Two radiologists (S.K. and Y.G.) independently reviewed and rated randomly presented CT scans from subjects with COVID-19. First, they viewed the original CT scans at T0 and T1 to assess if the disease increased, decreased, or remained the same. Next, they viewed the heatmap the computer software created from the registration of T0 and T1 images. Finally, they subjectively assessed if the heatmap accurately represented disease progression from T0 to T1 on a five 5-point scale: (1) unacceptable, too many errors that affect assessment; (2) poor, obvious errors that may affect assessment; (3) acceptable, minor errors that did not affect assessment; (4) good, minor errors; and (5) excellent, no obvious errors.
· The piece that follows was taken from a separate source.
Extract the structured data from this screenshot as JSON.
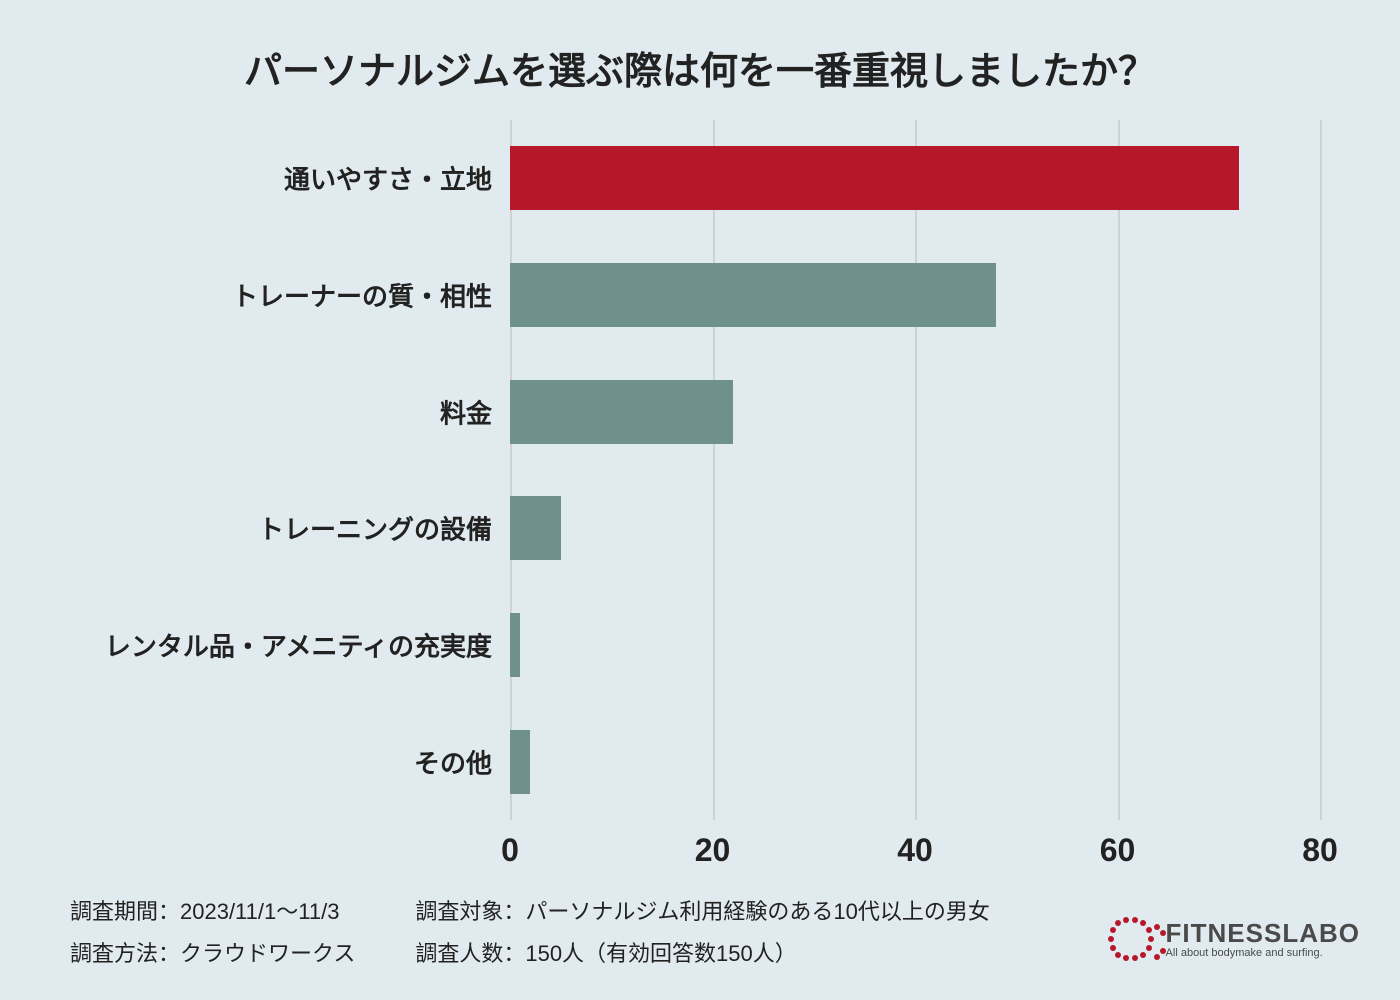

We assessed the agreement of the two raters using the weighted Kappa coefficients. The statistical analysis (with p values and 95% confidence intervals, CI) was performed using a generalized linear model for a binary outcome, accounting for correlation between the assessment of the images from the same patient (PROC GENMOD, SAS v 9.4, SAS Institute). Inter-rater agreement was evaluated for both binary and multi-category (Likert) quality assessment using a simple weighted kappa statistic (PROC FREQ, SAS v.9.4).